Inversi. SMKN 4 Bandar Lampung menegaskan komitmennya pada whole-person education melalui kegiatan Seni dan Olahraga (Senor). Ajang tahunan ini bukan sekadar panggung ekspresi, melainkan sebuah strategi institusional untuk menyeimbangkan hard skill kejuruan dengan soft skill yang ditumbuhkan melalui seni, disiplin fisik, dan semangat berkompetisi.
Inisiatif ini membuktikan bahwa prestasi non-akademik adalah indikator krusial dalam mencetak lulusan yang kreatif dan berkarakter. Pendidikan kejuruan (vocational education) di era industri 4.0 menuntut lebih dari sekadar penguasaan keterampilan teknis.
Lulusan harus memiliki adaptabilitas, kreativitas, dan kemampuan bekerja dalam tim atribut yang sebagian besar diasah melalui kegiatan non-akademik. Menyambut tantangan ini, SMKN 4 Bandar Lampung merancang program unggulan Seni dan Olahraga (Senor) yang kini memasuki tahun kedua penyelenggaraan.
Kepala SMKN 4 Bandar Lampung, Hj. Dewi Ningsih, menjelaskan bahwa Senor dilatarbelakangi oleh kesadaran penuh akan perlunya mengembangkan potensi siswa di luar batas kurikulum kelas.
“Kegiatan Senor tersebut kami adakan sebagai wadah bagi siswa-siswi yang memiliki talenta di bidang seni dan olahraga. Ini juga menjadi bagian dari upaya kami memanfaatkan bantuan BOS Prestasi yang kami terima berkat capaian prestasi sekolah,” ujarnya pada Kamis (13/11/2025).
Pemanfaatan BOS Prestasi untuk pengembangan Senor adalah langkah cerdas yang menunjukkan keterkaitan logisantara keberhasilan masa lalu (mendapat dana) dan investasi untuk keberhasilan masa depan (mengembangkan potensi baru).
Mencetak Kreator dan Kompetitor yang Seimbang
SMKN 4 Bandar Lampung telah lama dikenal aktif dalam pembinaan ekstrakurikuler. Rekam jejak prestasi mereka mencakup medali perak tingkat provinsi dalam olahraga dan penampilan di ajang FLS2N tingkat nasional di bidang seni. Keberagaman pencapaian ini menegaskan prinsip keseimbangan dalam pendidikan.
Menurut Hj. Dewi Ningsih, Senor menjadi bukti bahwa prestasi sekolah tidak hanya diukur dari nilai rapor, melainkan dari pengembangan karakter dan kreativitas siswa.

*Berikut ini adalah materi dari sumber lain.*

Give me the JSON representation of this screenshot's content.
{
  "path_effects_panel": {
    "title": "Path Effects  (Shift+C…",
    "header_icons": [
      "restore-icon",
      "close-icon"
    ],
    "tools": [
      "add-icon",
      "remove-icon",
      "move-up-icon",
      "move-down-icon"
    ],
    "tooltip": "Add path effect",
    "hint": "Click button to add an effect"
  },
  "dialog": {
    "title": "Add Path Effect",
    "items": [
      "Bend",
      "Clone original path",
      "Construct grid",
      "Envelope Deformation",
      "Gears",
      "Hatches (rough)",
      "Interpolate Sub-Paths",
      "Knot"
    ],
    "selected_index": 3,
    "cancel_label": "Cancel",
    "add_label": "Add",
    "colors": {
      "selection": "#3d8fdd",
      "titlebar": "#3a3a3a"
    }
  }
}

“Kami ingin menunjukkan SMKN 4 fokus membina siswa agar berprestasi secara seimbang, baik akademik maupun non-akademik. Melalui seni dan olahraga, anak-anak belajar disiplin, kerja sama, dan semangat berkompetisi yang sehat,” kata Dewi.
Kegiatan Seni (Seni Tari, Musik, atau Rupa) menumbuhkan kecerdasan emosional dan kemampuan berpikir divergen (kreatif), sementara Olahraga menanamkan disiplin, etos kerja keras, dan ketahanan mental (resilience).

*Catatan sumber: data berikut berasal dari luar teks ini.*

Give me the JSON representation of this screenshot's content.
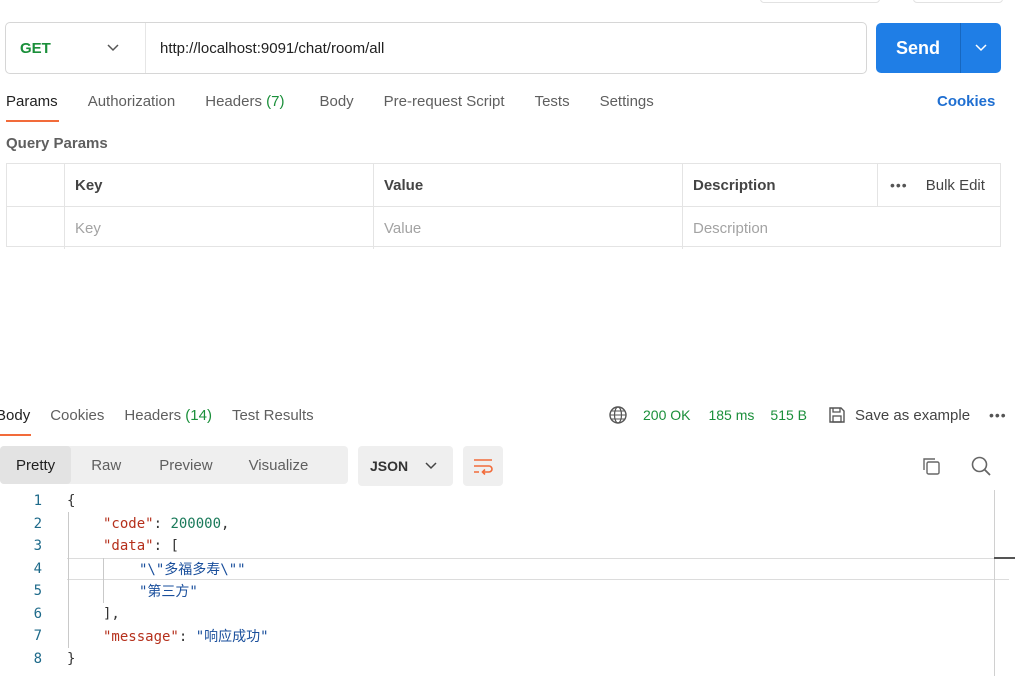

Kedua elemen ini vital dalam membentuk mentalitas growth mindset sikap yang memandang kegagalan sebagai peluang belajar, bukan sebagai batas kemampuan.
Soft Skill sebagai Core Competency Lulusan Kejuruan
Bagi lulusan SMK, soft skill yang diasah melalui Senor memiliki nilai strategis di dunia kerja:
- Kerja Sama (Seni & Olahraga): Kemampuan untuk berkolaborasi dalam tim tari, musik, atau tim olahraga.
- Disiplin (Olahraga): Kepatuhan pada jadwal latihan dan aturan, yang akan diterjemahkan menjadi kedisiplinan kerja.
- Kreativitas (Seni): Kemampuan berpikir out-of-the-box dalam memecahkan masalah industri.
Melalui Senor, SMKN 4 Bandar Lampung berkomitmen untuk terus mencetak generasi muda yang berprestasi, kreatif, dan memiliki semangat juang tinggi.
Kegiatan ini memperkuat citra sekolah sebagai lembaga pendidikan kejuruan yang tidak hanya menghasilkan tenaga kerja terampil secara teknis, tetapi juga manusia seutuhnya yang siap berkontribusi secara positif dan inovatif bagi masyarakat.